One of the major exceptions the new law provides to the general carryover basis concept, is that every estate can increase the basis of assets to eliminate $1.3 million of taxable appreciation. Example: The taxpayer’s estate consists of a house worth $600,000, for which she paid only $300,000 (her tax basis), and stocks worth $2.5 million, for which she paid $1.5 million (his tax basis), and other non-appreciated assets that push the estate to a level that the carryover basis regime is prudent to elect by the executor. The executor can allocate $300,000 of special basis adjustment to increase the basis in the house to its $600,000 fair value, effectively eliminating any gain. The executor can also allocate $1 million of special basis adjustment to the securities, thus effectively eliminating any gain. When the estate utilizes this special "modified" carryover basis rule, heirs will not have to pay capital gains tax on the pre-death appreciation when they sell the assets. Without this special tax break, the $1.3 million in appreciation could have ultimately cost heirs a capital gains tax (depending on future increases in capital gains rates). The purpose of the $1.3 million basis adjust rule was to prevent the majority of estates from bearing the burden of passing on capital gains tax to their heirs, and the commensurate record keeping complexity. However, since the TRA has made the estate tax retroactive, the purpose behind the $1.3 million basis is academic, and if Congress prevents its recurrence in 2013 and later, it will be safely ignored by all but estate tax archaeologists. Estates with a value over $5 million will generally choose the carryover basis regime to avoid 2010 estate tax. For those electing estates, if they do not have more than $1.3 million in pre-death appreciation, heirs will have the best of both worlds – no estate tax and a full basis step up. The actual mechanics of this special basis adjustment are somewhat more complicated, and involve a bit of jargon. The basis increase allocated to a particular asset is the "aggregate basis increase" allocated under the new allocation rules, to that asset. (IRC Section 1022(b)(2)(A)). The aggregate basis increase in 2010 is:
  • $1.3 million, as explained previously.
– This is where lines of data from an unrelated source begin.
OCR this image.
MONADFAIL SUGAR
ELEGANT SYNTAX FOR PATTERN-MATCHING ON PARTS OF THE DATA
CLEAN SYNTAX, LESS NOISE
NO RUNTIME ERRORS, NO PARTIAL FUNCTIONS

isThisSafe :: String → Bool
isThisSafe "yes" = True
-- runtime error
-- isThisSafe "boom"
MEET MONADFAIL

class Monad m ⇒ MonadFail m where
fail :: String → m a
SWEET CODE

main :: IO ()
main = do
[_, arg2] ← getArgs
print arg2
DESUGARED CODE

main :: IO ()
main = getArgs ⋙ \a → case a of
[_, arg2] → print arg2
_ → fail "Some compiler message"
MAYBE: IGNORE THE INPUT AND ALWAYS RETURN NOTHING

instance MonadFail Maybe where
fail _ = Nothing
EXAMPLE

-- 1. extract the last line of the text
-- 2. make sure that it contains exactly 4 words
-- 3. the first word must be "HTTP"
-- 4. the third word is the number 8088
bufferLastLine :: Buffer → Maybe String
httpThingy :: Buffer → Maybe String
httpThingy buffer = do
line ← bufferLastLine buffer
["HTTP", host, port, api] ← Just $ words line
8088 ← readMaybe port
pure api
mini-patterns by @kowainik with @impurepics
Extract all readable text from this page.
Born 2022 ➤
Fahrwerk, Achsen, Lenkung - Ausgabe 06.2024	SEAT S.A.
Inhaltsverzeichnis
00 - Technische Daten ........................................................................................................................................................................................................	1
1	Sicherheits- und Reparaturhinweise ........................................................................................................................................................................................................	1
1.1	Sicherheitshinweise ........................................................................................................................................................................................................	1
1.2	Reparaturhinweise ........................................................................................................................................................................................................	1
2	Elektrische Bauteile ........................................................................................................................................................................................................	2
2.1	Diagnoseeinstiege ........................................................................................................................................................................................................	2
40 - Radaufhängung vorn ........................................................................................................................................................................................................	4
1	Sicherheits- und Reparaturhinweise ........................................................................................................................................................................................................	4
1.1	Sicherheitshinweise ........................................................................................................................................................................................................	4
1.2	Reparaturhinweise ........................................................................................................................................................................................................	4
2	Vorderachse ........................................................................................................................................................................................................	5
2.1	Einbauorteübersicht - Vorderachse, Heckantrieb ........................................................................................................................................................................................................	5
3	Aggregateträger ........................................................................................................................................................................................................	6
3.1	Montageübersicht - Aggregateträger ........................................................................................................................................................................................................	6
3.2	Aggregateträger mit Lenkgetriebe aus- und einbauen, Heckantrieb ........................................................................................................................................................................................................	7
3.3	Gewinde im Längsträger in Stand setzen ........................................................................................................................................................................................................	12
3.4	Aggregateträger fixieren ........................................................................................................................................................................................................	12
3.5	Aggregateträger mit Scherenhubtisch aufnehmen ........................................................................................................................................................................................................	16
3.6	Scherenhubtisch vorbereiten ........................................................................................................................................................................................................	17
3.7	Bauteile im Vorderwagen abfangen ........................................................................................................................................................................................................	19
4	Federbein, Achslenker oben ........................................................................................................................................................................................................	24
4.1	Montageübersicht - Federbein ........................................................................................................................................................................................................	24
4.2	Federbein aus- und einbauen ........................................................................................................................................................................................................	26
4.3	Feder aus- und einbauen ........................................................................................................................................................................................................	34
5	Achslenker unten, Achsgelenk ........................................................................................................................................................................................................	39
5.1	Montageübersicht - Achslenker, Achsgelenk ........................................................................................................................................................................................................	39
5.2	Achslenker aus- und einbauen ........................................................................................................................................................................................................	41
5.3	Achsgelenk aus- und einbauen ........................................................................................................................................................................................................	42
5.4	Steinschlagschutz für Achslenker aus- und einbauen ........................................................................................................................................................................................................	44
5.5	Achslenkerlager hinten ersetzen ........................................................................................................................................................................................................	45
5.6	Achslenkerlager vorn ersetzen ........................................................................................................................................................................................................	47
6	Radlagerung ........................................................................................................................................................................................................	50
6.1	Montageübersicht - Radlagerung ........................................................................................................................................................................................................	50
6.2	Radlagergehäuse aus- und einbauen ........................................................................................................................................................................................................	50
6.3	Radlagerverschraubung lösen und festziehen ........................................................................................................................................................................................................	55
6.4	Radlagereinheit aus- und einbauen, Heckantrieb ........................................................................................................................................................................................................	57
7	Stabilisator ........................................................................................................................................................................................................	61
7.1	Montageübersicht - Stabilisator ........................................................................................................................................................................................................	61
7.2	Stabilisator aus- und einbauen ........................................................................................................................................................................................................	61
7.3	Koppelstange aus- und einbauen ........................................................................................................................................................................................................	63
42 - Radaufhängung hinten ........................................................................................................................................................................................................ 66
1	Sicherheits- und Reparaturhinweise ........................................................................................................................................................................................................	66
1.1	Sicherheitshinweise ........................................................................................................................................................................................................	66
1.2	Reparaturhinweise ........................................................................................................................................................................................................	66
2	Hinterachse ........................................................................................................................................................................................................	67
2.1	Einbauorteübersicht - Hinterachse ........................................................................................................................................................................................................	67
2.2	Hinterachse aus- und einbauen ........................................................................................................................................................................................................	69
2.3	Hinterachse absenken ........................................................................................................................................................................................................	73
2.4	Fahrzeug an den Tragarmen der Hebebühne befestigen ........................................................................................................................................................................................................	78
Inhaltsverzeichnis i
  • Plus, any increase in the $1.3 million (adjusted for inflation).
  • Plus, any capital loss carryovers.
  • Plus, any net operating loss carryovers under Code §172. These are taken into account to the extent that these losses would have been permitted to be carried over from the decedent's last income tax return to the next year's income tax return, had the decedent lived.
  • Plus, any loss deductions for built-in losses that would have been permitted as deductions (under Code §165) as if the property inherited from the decedent had, instead, been sold for its fair value prior to the decedent's death.
The rules apply to all property “acquired from the decedent.” Thus, joint assets, assets held in QRTs, and so on, will all be subject to these new allocation rules. However, the executor of an estate only has the legal right to make decisions concerning probate assets. Non-probate assets will thus present a particular challenge.